One of the major challenges of the microbiome studies is unavailability of a reliable preservative media for long term storage of microbes that maintains the cellular structure and integrity without causing partial lysis or cellular leakage. Such a preservative would allow for many downstream analyses without compromising DNA and RNA quality. To alleviate these technical challenges, we designed a proof of principle study which included ABRF MMRG (Metagenomics and Microbiome Research Group) Members, representing multi-institutional sites. We formulated a preservative media that was suitable for long term storage of samples, maintained cellular structure of microorganisms, exhibited no detectable DNA or RNA leakage in the solution, preserved DNA and RNA integrity, preserved Gram stain and other stainability (SYBR Green, DAPI, etc) features, and maintained enzymatic cell wall digestion by Metapolyzyme.

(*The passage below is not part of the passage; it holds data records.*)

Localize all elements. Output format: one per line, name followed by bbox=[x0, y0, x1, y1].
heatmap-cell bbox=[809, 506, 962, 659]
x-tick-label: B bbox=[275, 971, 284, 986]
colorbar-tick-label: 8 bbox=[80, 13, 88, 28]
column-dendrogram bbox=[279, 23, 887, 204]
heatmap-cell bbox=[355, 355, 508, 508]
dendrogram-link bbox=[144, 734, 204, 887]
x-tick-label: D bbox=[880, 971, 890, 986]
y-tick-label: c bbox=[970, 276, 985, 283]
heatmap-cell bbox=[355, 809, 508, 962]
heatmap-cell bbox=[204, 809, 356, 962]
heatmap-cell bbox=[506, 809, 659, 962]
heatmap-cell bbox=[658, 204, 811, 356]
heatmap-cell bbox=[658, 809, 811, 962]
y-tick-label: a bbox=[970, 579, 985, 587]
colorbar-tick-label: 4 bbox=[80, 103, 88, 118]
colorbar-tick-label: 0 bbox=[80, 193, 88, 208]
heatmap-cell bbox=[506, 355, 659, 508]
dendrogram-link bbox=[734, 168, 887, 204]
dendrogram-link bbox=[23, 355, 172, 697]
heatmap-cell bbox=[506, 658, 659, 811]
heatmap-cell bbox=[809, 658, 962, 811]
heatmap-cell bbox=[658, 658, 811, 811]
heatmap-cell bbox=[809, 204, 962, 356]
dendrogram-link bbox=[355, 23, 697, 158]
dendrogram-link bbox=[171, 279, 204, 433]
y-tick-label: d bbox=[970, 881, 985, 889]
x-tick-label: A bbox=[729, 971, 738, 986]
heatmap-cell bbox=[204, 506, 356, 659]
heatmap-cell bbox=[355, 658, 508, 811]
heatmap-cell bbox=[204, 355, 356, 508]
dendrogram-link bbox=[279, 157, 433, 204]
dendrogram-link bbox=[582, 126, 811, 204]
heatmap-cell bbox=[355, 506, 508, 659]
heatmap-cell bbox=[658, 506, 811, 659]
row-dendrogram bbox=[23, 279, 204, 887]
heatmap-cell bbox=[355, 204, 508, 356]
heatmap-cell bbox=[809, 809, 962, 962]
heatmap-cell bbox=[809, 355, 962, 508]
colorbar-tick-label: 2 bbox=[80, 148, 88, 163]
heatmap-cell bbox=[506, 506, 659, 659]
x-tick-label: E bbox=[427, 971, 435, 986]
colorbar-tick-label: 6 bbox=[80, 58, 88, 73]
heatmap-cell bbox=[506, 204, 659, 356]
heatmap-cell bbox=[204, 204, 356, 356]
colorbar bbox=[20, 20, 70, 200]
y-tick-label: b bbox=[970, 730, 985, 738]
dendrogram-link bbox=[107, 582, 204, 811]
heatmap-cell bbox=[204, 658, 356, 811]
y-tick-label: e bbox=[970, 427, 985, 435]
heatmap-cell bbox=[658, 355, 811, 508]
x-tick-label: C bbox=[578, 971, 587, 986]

In this proof of principle study, we preserved three Gram positive (Bacillus subtilis ATCC23857, Enterococcus faecalis OG1RF, and Staphylococcus epidermidis PCI 1200), and one Gram negative (Escherichia coli K-12 substr. MG1655) bacterial strains and evaluated for the preservation competence. For long term storage and to evaluate the features of the preservative solution, microbial reference cultures were grown to early log phase. After storage (2 ys at 4 °C), cells were evaluated using microscopy, centrifuged to check for leakage of RNA and DNA, extracted nucleic acids using various extraction kits, and evaluated on a Bioanalyzer and Fragment Analyzer. This study suggests that the MMRG preservation approach can be used for long-term storage of microbial cells without compromising the morphological and genetic integrity and can be used to enable DNA and RNA extraction efficiency studies. However, further studies are required to evaluate additional microbial strains as well as to verify any genetic changes using an in-depth comparative sequencing approach.